Dalam hal ini, Kementerian Pendidikan, Kebudayaan, Riset, dan Teknologi (Kemendikbudristek) sebagai kementerian yang menaungi seluruh lembaga pendidikan menekankan penggunaan SIPLah sebagai satu-satunya situs informasi belanja yang berfungsi sebagai jembatan antara penyedia dengan satuan lembaga pendidikan. SIPLah pada dasarnya ditujukan bagi bendahara lembaga pendidikan di bawah naungan Kemendikbudristek serta Dinas Pendidikan, Kepemudaan, dan Olahraga untuk melaksanakan administrasi belanja perpajakan yang lebih tertib. Ini tentunya merupakan bentuk sinergi antarlembaga, dalam mengamankan potensi perpajakan.
Apa itu SIPLah?
SIPLah diluncurkan melalui aplikasi berbasis web dengan dukungan interopabilitas yang terhubung dengan berbagai mitra, bendahara, dan penyedia. Secara sederhana, SIPLah berfungsi sebagai pihak ketiga bagi pihak-pihak yang berkaitan untuk melakukan belanja instansi atau pendidikan.
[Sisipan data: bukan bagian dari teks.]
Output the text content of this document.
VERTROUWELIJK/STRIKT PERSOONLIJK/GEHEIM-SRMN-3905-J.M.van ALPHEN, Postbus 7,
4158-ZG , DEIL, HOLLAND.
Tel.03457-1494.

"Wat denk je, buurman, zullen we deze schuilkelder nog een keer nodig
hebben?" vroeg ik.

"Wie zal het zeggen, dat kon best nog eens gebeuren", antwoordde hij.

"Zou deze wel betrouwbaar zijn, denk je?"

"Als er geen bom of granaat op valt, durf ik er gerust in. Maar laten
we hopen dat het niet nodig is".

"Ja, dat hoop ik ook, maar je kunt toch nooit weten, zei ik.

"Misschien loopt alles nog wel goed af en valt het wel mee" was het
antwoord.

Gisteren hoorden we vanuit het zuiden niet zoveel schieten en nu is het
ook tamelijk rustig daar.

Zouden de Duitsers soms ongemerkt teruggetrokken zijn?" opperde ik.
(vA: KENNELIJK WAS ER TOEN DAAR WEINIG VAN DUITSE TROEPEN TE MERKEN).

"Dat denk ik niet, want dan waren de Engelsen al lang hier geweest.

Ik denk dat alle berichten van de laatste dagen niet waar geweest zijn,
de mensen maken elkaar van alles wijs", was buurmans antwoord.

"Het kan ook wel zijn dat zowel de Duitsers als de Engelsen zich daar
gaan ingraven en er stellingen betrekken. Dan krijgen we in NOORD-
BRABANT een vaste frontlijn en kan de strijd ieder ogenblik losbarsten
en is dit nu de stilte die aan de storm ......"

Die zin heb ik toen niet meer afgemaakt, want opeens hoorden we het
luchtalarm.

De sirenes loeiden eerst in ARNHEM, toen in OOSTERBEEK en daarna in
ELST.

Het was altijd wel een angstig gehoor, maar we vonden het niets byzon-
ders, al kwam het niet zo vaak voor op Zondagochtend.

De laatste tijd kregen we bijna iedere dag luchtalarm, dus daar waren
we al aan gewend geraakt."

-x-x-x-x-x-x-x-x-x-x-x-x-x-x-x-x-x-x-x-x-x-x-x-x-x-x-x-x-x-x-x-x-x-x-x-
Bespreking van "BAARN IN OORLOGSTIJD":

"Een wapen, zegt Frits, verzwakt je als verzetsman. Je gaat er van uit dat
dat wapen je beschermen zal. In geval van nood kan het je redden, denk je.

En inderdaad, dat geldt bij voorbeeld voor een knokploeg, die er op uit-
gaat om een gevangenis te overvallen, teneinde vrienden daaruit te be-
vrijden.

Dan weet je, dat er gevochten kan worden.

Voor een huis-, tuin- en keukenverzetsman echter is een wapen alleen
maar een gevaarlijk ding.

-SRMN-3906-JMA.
SIPLah diasumsikan sebagai pengawas penyelenggara perdagangan elektronik, sehingga belanja yang dilakukan antara penyedia dan satuan pendidikan melalui mitra dapat terlaksana dengan baik. Sebelum diterbitkannya PMK-58 para bendahara harus melakukan pengurusan dan perhitungan terkait dengan pajaknya. Sejak tersedianya aplikasi ini, melalui SIPLah, penyedia dan bendahara akan menerima perhitungan, pemotongan, dan pemungutan secara detail yang tentunya terbagi oleh setiap mitra, penyedia, dan satuan pendidikan. SIPLah memiliki peranan penting dalam berbagai aspek, terutama dari perpajakan serta adminitrasi belanja pendidikan. Dalam penerapannya, terdapat tiga pihak yang berkaitan serta terhubung satu sama lain sebagai berikut.
Mitra
Mitra berfungsi sebagai pihak penghubung antara penyedia dengan satuan Pendidikan atau dikenal sebagai Penyelenggara Perdagangan Melalui Sistem Elektronik (PPMSE). Pada umumnya, mitra ditunjuk melalui Peraturan Perundang-undangan atau mengajukan kerja sama langsung untuk didaftarkan sebagai PPMSE. Per 1 September 2023, terdapat sembilan PPMSE SIPLah yang dapat dikunjungi oleh satuan pendidikan antara lain: PT Deka Sari Perkasa, PT Eureka Bookhouse, PT Global Digital Niaga, PT Intan Pariwara, PT Ladang Karya Husada, PT Masmedia Buana Pustaka, PT Mitra Edukasi Nusantara, PT Telekomunikasi Indonesia, dan PT Temprina Media Grafika.
Penyedia
Penyedia merupakan seluruh penjual barang dan/atau jasa kebutuhan pendidikan yang telah tergabung pada mitra yang terdaftar melalui aplikasi SIPLah. Penyedia atau penjual dapat mendaftarkan diri secara resmi sehingga terhubung dengan seluruh satuan pendidikan di Indonesia. Penyedia yang mendaftarkan diri sebagai penjual dari mitra akan dianggap sebagai badan usaha yang berstatus Pengusaha Kena Pajak (PKP) sehingga pemungutan Pajak Pertambahan Nilai (PPN) dan pemotongan/pemungutan pajak lainnya akan dicantumkan pada bukti pembayaran.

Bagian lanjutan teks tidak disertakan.